Besides being a legal defence in a criminal case, Insanity is also the name of an ‘amusement thrill ride’ 900 ft above ground in Las Vegas.  It isn’t clear whether you are already insane to attempt it, or if you have become insane by the time it is over.  Both are probably true.

A company called Beachbody sells a home workout system called Insanity, which sounds frighteningly like honest advertising for once, but at least no bully can kick sand in your face when you are safe in your own living room.

It is becoming increasingly difficult these days to draw a line between common sense and madness.  I lost all faith in the inkblot test after the woman conducting it ridiculed my repeated belief that all the inkblots were the result of leaky fountain pens.  I think she was a bit cracked herself.

Before her tragic death aged only 30 in a plane crash, the singer Patsy Cline admitted in song that she was ‘Crazy’, but in earlier times it wasn’t always easy to make such a clear diagnosis.  People who behaved oddly were described as ‘eccentric’ or ‘quirky’, and there was a lingering suspicion that great brains were ‘oft to madness near allied.’  Medical science has largely put paid to that theory, although my therapist is still in two minds about it.  As he is about most things, I’m beginning to wonder if he’s even a real therapist.

People’s behaviour can provide clues to their madness.  They may start wars for no reason, or start to read War and Peace when they are too old to have any hope of finishing it.  Edvard Munch’s best known picture, The Scream!, is such a clear call for help that he must have been looking in a mirror as he painted it.  As for Coleridge’s Ancient Mariner, well, we all have our own albatross, I suppose, even if we don’t make such a song and dance about it.  (Fashion note: wearing a dead albatross around your neck is not a good look.)

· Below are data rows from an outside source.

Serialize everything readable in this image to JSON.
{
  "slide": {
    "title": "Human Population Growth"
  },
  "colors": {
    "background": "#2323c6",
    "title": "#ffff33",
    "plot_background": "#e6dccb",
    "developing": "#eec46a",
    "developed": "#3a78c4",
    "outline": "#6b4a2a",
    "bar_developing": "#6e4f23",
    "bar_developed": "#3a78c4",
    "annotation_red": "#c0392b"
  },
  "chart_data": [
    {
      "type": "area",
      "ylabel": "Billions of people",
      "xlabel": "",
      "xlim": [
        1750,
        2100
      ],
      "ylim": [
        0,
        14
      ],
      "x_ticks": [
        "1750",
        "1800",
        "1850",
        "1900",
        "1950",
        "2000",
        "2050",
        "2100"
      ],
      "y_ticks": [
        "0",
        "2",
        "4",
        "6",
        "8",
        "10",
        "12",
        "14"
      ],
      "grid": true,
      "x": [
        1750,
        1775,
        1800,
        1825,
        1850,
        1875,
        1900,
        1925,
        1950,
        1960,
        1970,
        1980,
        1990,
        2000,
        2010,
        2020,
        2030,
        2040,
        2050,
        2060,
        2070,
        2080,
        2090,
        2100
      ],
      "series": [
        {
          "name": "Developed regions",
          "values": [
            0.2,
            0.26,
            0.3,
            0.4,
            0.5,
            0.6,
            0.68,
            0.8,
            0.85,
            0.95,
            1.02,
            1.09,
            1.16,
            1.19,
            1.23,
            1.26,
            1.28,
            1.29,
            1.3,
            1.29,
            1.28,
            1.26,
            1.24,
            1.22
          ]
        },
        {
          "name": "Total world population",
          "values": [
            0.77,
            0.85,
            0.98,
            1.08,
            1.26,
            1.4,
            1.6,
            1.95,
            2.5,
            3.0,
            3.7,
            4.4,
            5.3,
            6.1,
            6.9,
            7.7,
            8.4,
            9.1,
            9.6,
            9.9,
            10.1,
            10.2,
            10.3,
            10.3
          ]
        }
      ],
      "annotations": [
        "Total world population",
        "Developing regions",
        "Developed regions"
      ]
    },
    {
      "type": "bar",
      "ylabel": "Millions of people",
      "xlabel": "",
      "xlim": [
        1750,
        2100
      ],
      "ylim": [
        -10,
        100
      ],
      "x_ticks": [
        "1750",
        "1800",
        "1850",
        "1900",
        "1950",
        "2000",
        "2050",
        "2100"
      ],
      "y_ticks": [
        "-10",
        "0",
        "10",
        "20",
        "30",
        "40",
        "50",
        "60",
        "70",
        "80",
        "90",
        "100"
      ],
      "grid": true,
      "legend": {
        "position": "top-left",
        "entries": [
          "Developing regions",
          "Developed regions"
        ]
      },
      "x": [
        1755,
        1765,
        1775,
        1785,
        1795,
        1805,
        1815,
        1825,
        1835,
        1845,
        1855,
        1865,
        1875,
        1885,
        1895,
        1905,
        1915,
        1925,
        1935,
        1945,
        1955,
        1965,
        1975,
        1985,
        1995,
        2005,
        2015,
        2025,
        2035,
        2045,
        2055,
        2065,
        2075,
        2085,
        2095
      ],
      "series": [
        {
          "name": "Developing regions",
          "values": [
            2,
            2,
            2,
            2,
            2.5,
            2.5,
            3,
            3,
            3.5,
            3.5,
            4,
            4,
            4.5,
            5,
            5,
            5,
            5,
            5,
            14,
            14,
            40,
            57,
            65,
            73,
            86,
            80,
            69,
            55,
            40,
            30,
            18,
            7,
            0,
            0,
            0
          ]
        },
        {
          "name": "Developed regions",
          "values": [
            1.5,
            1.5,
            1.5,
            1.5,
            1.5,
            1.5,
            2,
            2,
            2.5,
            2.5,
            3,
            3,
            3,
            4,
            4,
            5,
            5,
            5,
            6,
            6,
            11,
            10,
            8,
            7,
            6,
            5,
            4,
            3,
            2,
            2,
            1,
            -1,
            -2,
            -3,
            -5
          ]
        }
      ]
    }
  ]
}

Spike Milligan fashioned a career out of being mad, and he isn’t the only famous person to have suffered.  Ray Davies of the Kinks has bipolar disorder and once attempted suicide, whereas Ernest Hemingway succeeded.  Jeremy Brett, arguably the best ever small-screen Sherlock Holmes, was also manic depressive.  Ronnie Kray was clearly off his head, but no one dared tell him.  Mad King Ludwig built mad castles in the air, and let’s not even start on Van Gogh.

I almost feel well balanced, when I consider all of the foregoing.  I did buy a ticket for that Insanity fun wheel in Las Vegas, but I got cold feet and asked for a refund — one of the finest proofs of sanity for a Scotsman, a member of a race which never utters the phrase, “It’s only money.”  Now that does sound mad.